None of this means France is in an unbreakable gridlock, however. While the winner-takes-all political culture built into the Fifth Republic constitution — which was made to measure for General Charles de Gaulle — will be hard to shake, all parties have an interest in making this parliament work, and not taking the blame for paralyzing the country.
For six decades, the French parliament was largely an echo chamber for windy rhetoric. The opposition had little to no influence, while government lawmakers were treated as “yes men” — and they were mostly men — ushering draft legislation onto the statute book. Public opposition often had more impact through strikes and street protests than in the assembly.
But things are about to change.
Since Macron has found no volunteers for a formal German-style coalition based on a negotiated policy program, it’s likely that Borne will outline a limited legislative agenda for her reshuffled minority government in a keynote address, without seeking the customary — but not obligatory — vote of confidence, and put forward her first measures. This will give opposition groups scope to propose amendments and negotiate article-by-article on each bill.
It’s a game of chicken, and it won’t be edifying to watch, but it could well work — at least for a while — especially since Borne will start with urgent measures to address the cost-of-living crisis. The left and far right may want to add more generous benefits or cuts in fuel taxes, but the government is likely to prevail since the constitution bars amendments by lawmakers that reduce state resources or increase public spending.
The challenge for the opposition parties will be to show they can make a difference by amending government bills and using their limited opportunities to initiate legislation. Communist leader Fabien Roussel has been the first to seize such a chance by proposing a windfall profits tax on energy companies like Total Énergie to fund a gas subsidy for hard-pressed motorists.
“Instead of asking us whether we’re ready to participate in a (coalition) government, I am asking them: ‘Are you ready to support such a proposed law?’,” Roussel told a radio interviewer. The move appeared to wrong-foot the government since the president has ruled out tax increases.
In this new game, Macron is by no means a lame duck. He may not be allowed to seek a third successive term, but he still has the constitutional power to dissolve parliament and call fresh elections at a moment of his choosing, as well as the right to call a referendum on certain issues.

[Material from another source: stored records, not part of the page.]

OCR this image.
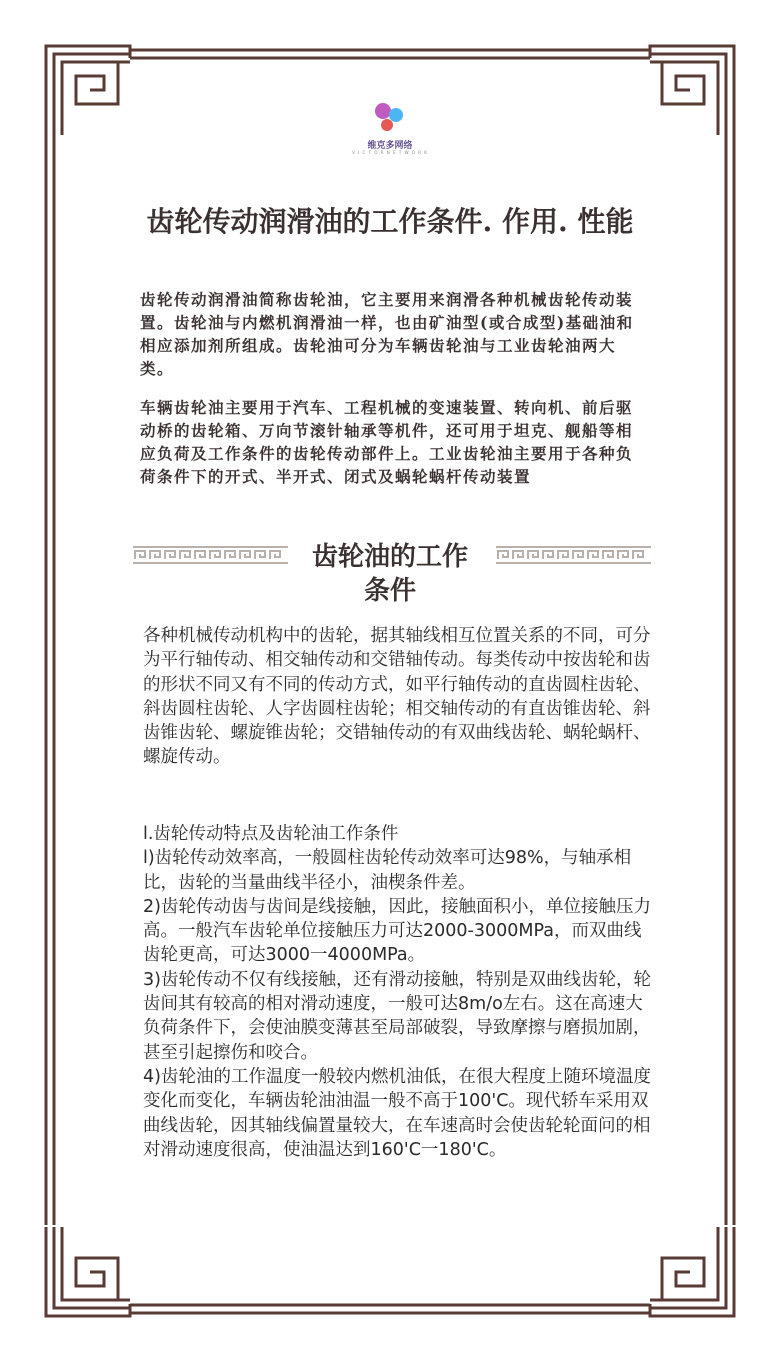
维克多网络
V I C T O R N E T W O R K
齿轮传动润滑油的工作条件. 作用. 性能

齿轮传动润滑油简称齿轮油，它主要用来润滑各种机械齿轮传动装置。齿轮油与内燃机润滑油一样，也由矿油型(或合成型)基础油和相应添加剂所组成。齿轮油可分为车辆齿轮油与工业齿轮油两大类。

车辆齿轮油主要用于汽车、工程机械的变速装置、转向机、前后驱动桥的齿轮箱、万向节滚针轴承等机件，还可用于坦克、舰船等相应负荷及工作条件的齿轮传动部件上。工业齿轮油主要用于各种负荷条件下的开式、半开式、闭式及蜗轮蜗杆传动装置

齿轮油的工作
条件

各种机械传动机构中的齿轮，据其轴线相互位置关系的不同，可分为平行轴传动、相交轴传动和交错轴传动。每类传动中按齿轮和齿的形状不同又有不同的传动方式，如平行轴传动的直齿圆柱齿轮、斜齿圆柱齿轮、人字齿圆柱齿轮；相交轴传动的有直齿锥齿轮、斜齿锥齿轮、螺旋锥齿轮；交错轴传动的有双曲线齿轮、蜗轮蜗杆、螺旋传动。

l.齿轮传动特点及齿轮油工作条件

l)齿轮传动效率高，一般圆柱齿轮传动效率可达98%，与轴承相比，齿轮的当量曲线半径小，油楔条件差。

2)齿轮传动齿与齿间是线接触，因此，接触面积小，单位接触压力高。一般汽车齿轮单位接触压力可达2000-3000MPa，而双曲线齿轮更高，可达3000一4000MPa。

3)齿轮传动不仅有线接触，还有滑动接触，特别是双曲线齿轮，轮齿间其有较高的相对滑动速度，一般可达8m/o左右。这在高速大负荷条件下，会使油膜变薄甚至局部破裂，导致摩擦与磨损加剧，甚至引起擦伤和咬合。

4)齿轮油的工作温度一般较内燃机油低，在很大程度上随环境温度变化而变化，车辆齿轮油油温一般不高于100'C。现代轿车采用双曲线齿轮，因其轴线偏置量较大，在车速高时会使齿轮轮面问的相对滑动速度很高，使油温达到160'C一180'C。
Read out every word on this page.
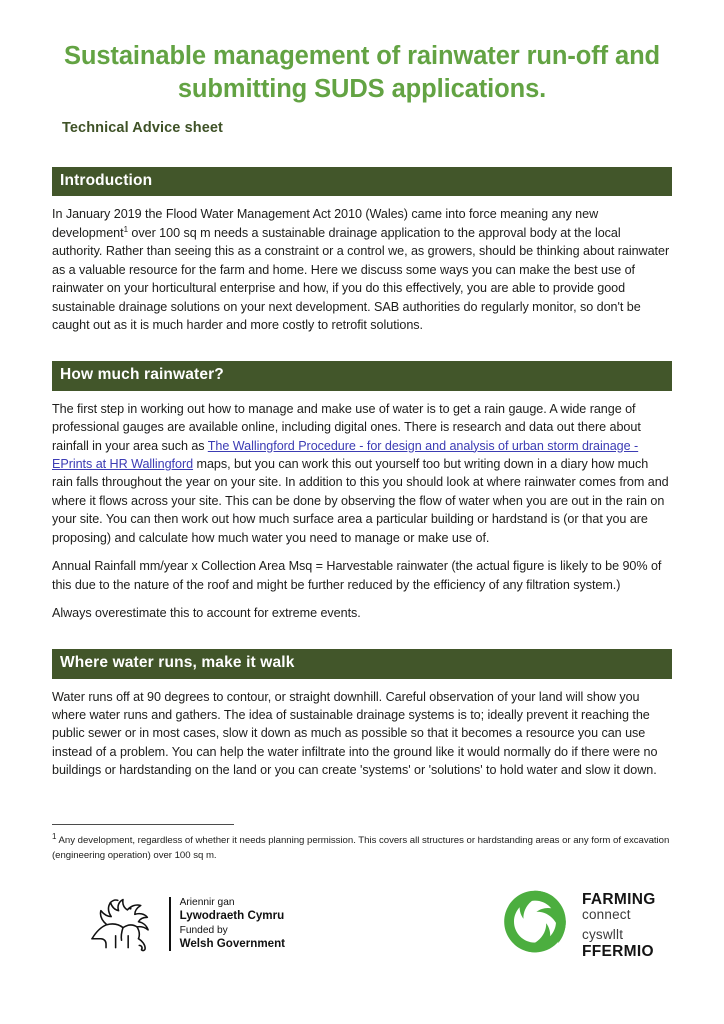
Sustainable management of rainwater run-off and submitting SUDS applications.
Technical Advice sheet
Introduction

In January 2019 the Flood Water Management Act 2010 (Wales) came into force meaning any new development$^1$ over 100 sq m needs a sustainable drainage application to the approval body at the local authority. Rather than seeing this as a constraint or a control we, as growers, should be thinking about rainwater as a valuable resource for the farm and home. Here we discuss some ways you can make the best use of rainwater on your horticultural enterprise and how, if you do this effectively, you are able to provide good sustainable drainage solutions on your next development. SAB authorities do regularly monitor, so don't be caught out as it is much harder and more costly to retrofit solutions.

How much rainwater?

The first step in working out how to manage and make use of water is to get a rain gauge. A wide range of professional gauges are available online, including digital ones. There is research and data out there about rainfall in your area such as The Wallingford Procedure - for design and analysis of urban storm drainage - EPrints at HR Wallingford maps, but you can work this out yourself too but writing down in a diary how much rain falls throughout the year on your site. In addition to this you should look at where rainwater comes from and where it flows across your site. This can be done by observing the flow of water when you are out in the rain on your site. You can then work out how much surface area a particular building or hardstand is (or that you are proposing) and calculate how much water you need to manage or make use of.

Annual Rainfall mm/year x Collection Area Msq = Harvestable rainwater (the actual figure is likely to be 90% of this due to the nature of the roof and might be further reduced by the efficiency of any filtration system.)

Always overestimate this to account for extreme events.

Where water runs, make it walk

Water runs off at 90 degrees to contour, or straight downhill. Careful observation of your land will show you where water runs and gathers. The idea of sustainable drainage systems is to; ideally prevent it reaching the public sewer or in most cases, slow it down as much as possible so that it becomes a resource you can use instead of a problem. You can help the water infiltrate into the ground like it would normally do if there were no buildings or hardstanding on the land or you can create 'systems' or 'solutions' to hold water and slow it down.

$^1$ Any development, regardless of whether it needs planning permission. This covers all structures or hardstanding areas or any form of excavation (engineering operation) over 100 sq m.

Ariennir gan
Lywodraeth Cymru
Funded by
Welsh Government
FARMING
connect
cyswllt
FFERMIO
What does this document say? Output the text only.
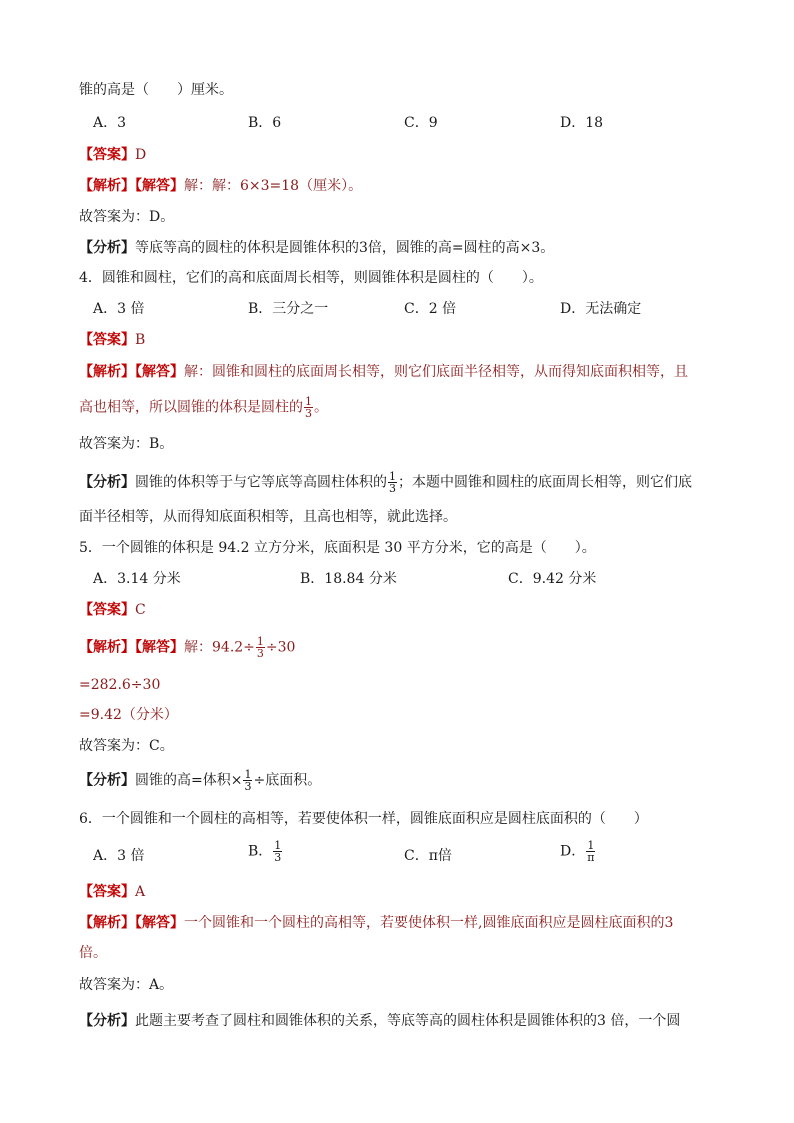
锥的高是（　　）厘米。
A．3	B．6	C．9	D．18
【答案】D
【解析】【解答】解：解：6×3=18（厘米）。
故答案为：D。
【分析】等底等高的圆柱的体积是圆锥体积的3倍，圆锥的高=圆柱的高×3。
4．圆锥和圆柱，它们的高和底面周长相等，则圆锥体积是圆柱的（　　）。
A．3 倍	B．三分之一	C．2 倍	D．无法确定
【答案】B
【解析】【解答】解：圆锥和圆柱的底面周长相等，则它们底面半径相等，从而得知底面积相等，且
高也相等，所以圆锥的体积是圆柱的 $\frac{1}{3}$ 。
故答案为：B。
【分析】圆锥的体积等于与它等底等高圆柱体积的 $\frac{1}{3}$ ；本题中圆锥和圆柱的底面周长相等，则它们底
面半径相等，从而得知底面积相等，且高也相等，就此选择。
5．一个圆锥的体积是 94.2 立方分米，底面积是 30 平方分米，它的高是（　　）。
A．3.14 分米	B．18.84 分米	C．9.42 分米
【答案】C
【解析】【解答】解：$94.2\div \frac{1}{3} \div 30$
=282.6÷30
=9.42（分米）
故答案为：C。
【分析】圆锥的高=体积× $\frac{1}{3}$ ÷底面积。
6．一个圆锥和一个圆柱的高相等，若要使体积一样，圆锥底面积应是圆柱底面积的（　　）
A．3 倍	B． $\frac{1}{3}$	C．π倍	D． $\frac{1}{\pi}$
【答案】A
【解析】【解答】一个圆锥和一个圆柱的高相等，若要使体积一样,圆锥底面积应是圆柱底面积的3
倍。
故答案为：A。
【分析】此题主要考查了圆柱和圆锥体积的关系，等底等高的圆柱体积是圆锥体积的3 倍，一个圆
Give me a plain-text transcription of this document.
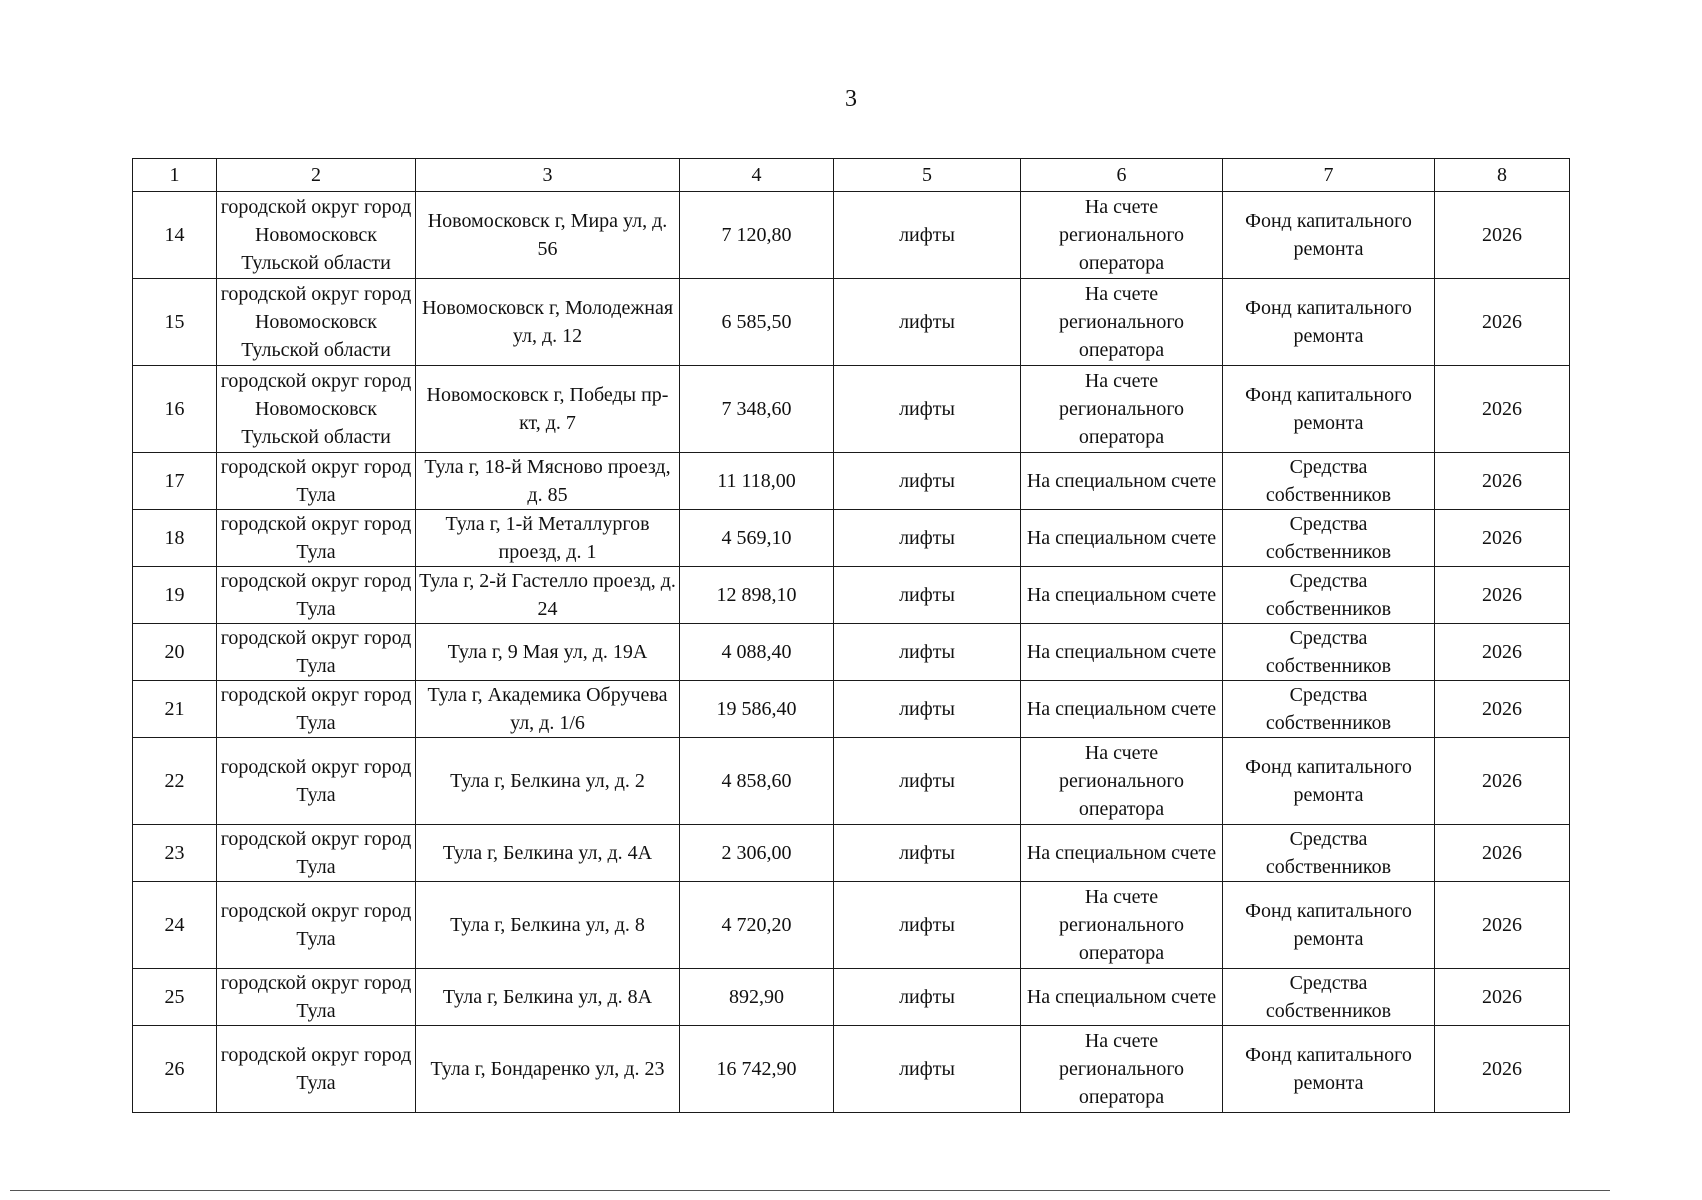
3
1	2	3	4	5	6	7	8
14	городской округ город Новомосковск Тульской области	Новомосковск г, Мира ул, д. 56	7 120,80	лифты	На счете регионального оператора	Фонд капитального ремонта	2026
15	городской округ город Новомосковск Тульской области	Новомосковск г, Молодежная ул, д. 12	6 585,50	лифты	На счете регионального оператора	Фонд капитального ремонта	2026
16	городской округ город Новомосковск Тульской области	Новомосковск г, Победы пр-кт, д. 7	7 348,60	лифты	На счете регионального оператора	Фонд капитального ремонта	2026
17	городской округ город Тула	Тула г, 18-й Мясново проезд, д. 85	11 118,00	лифты	На специальном счете	Средства собственников	2026
18	городской округ город Тула	Тула г, 1-й Металлургов проезд, д. 1	4 569,10	лифты	На специальном счете	Средства собственников	2026
19	городской округ город Тула	Тула г, 2-й Гастелло проезд, д. 24	12 898,10	лифты	На специальном счете	Средства собственников	2026
20	городской округ город Тула	Тула г, 9 Мая ул, д. 19А	4 088,40	лифты	На специальном счете	Средства собственников	2026
21	городской округ город Тула	Тула г, Академика Обручева ул, д. 1/6	19 586,40	лифты	На специальном счете	Средства собственников	2026
22	городской округ город Тула	Тула г, Белкина ул, д. 2	4 858,60	лифты	На счете регионального оператора	Фонд капитального ремонта	2026
23	городской округ город Тула	Тула г, Белкина ул, д. 4А	2 306,00	лифты	На специальном счете	Средства собственников	2026
24	городской округ город Тула	Тула г, Белкина ул, д. 8	4 720,20	лифты	На счете регионального оператора	Фонд капитального ремонта	2026
25	городской округ город Тула	Тула г, Белкина ул, д. 8А	892,90	лифты	На специальном счете	Средства собственников	2026
26	городской округ город Тула	Тула г, Бондаренко ул, д. 23	16 742,90	лифты	На счете регионального оператора	Фонд капитального ремонта	2026
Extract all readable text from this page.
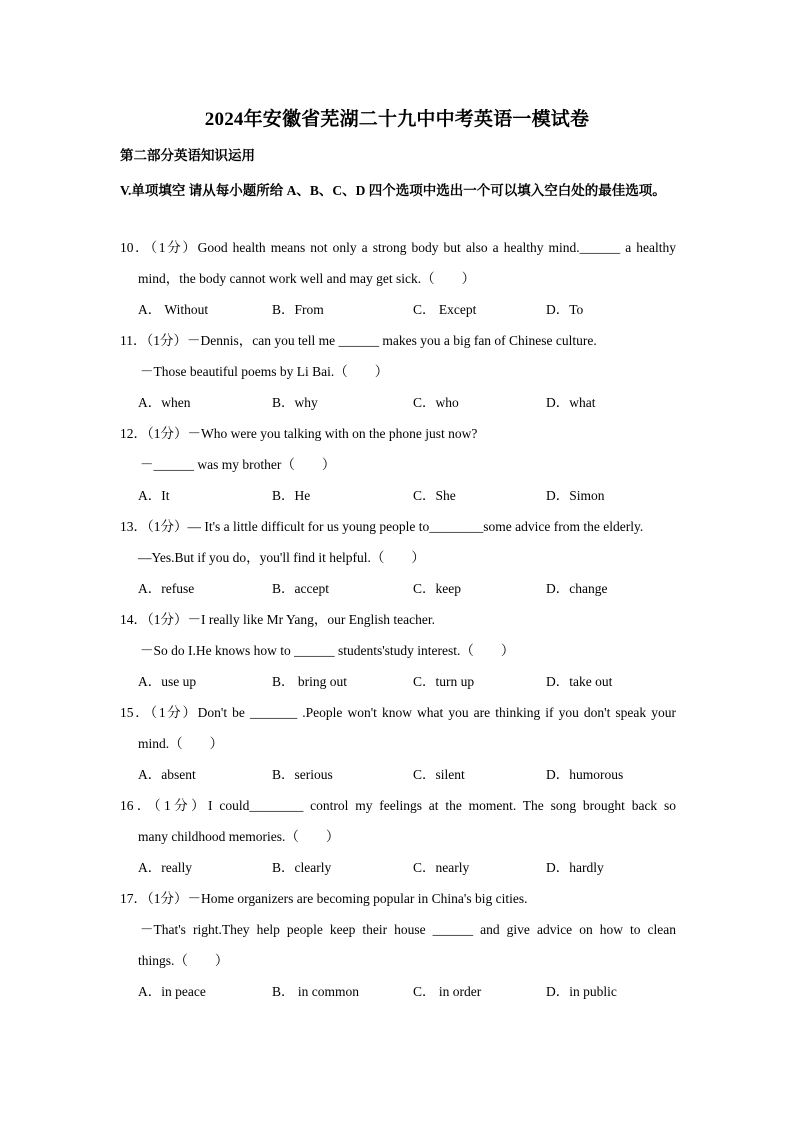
2024年安徽省芜湖二十九中中考英语一模试卷
第二部分英语知识运用
V.单项填空 请从每小题所给 A、B、C、D 四个选项中选出一个可以填入空白处的最佳选项。
10．（1分）Good health means not only a strong body but also a healthy mind.______ a healthy
mind，the body cannot work well and may get sick.（　　）
A． Without	B．From	C． Except	D．To
11．（1分）－Dennis，can you tell me ______ makes you a big fan of Chinese culture.
－Those beautiful poems by Li Bai.（　　）
A．when	B．why	C．who	D．what
12．（1分）－Who were you talking with on the phone just now?
－______ was my brother（　　）
A．It	B．He	C．She	D．Simon
13．（1分）— It's a little difficult for us young people to________some advice from the elderly.
—Yes.But if you do，you'll find it helpful.（　　）
A．refuse	B．accept	C．keep	D．change
14．（1分）－I really like Mr Yang，our English teacher.
－So do I.He knows how to ______ students'study interest.（　　）
A．use up	B． bring out	C．turn up	D．take out
15．（1分）Don't be _______ .People won't know what you are thinking if you don't speak your
mind.（　　）
A．absent	B．serious	C．silent	D．humorous
16．（1分）I could________ control my feelings at the moment. The song brought back so
many childhood memories.（　　）
A．really	B．clearly	C．nearly	D．hardly
17．（1分）－Home organizers are becoming popular in China's big cities.
－That's right.They help people keep their house ______ and give advice on how to clean
things.（　　）
A．in peace	B． in common	C． in order	D．in public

If he can engineer the circumstances, or if they are thrust upon him — for example by a rejection of the budget — he could appeal to the country to put an end to “extremist” obstruction and give him a working majority.
To avoid such a showdown with an uncertain outcome, however, Les Républicains and perhaps some socialists who don’t share Mélenchon’s anti-capitalist, anti-NATO agenda have an interest in keeping Borne’s government afloat, provided she makes some concessions.
The parliamentary system got a bad name under the Fourth Republic from 1946 to 1958, when unstable revolving-door governments, formed and toppled in backroom deals, struggled to maintain the confidence of a volatile legislature in which the Communists were the largest opposition force, but had to be kept out of power during the Cold War. De Gaulle denounced it as “the regime of the parties,” and he insisted on a vertical system with a powerful presidency and a supine assembly as his condition for returning from the wilderness.
Yet the Fourth Republic was actually a successful polity that presided over postwar reconstruction and rapid growth, enacted key social legislation, began decolonization and initiated civilian and military nuclear programs. It floundered chiefly due to the Algerian war of independence.
Today, Macron has more power than any Fourth Republic president ever had. The return of a greater element of parliamentary government in France should be welcomed — not feared.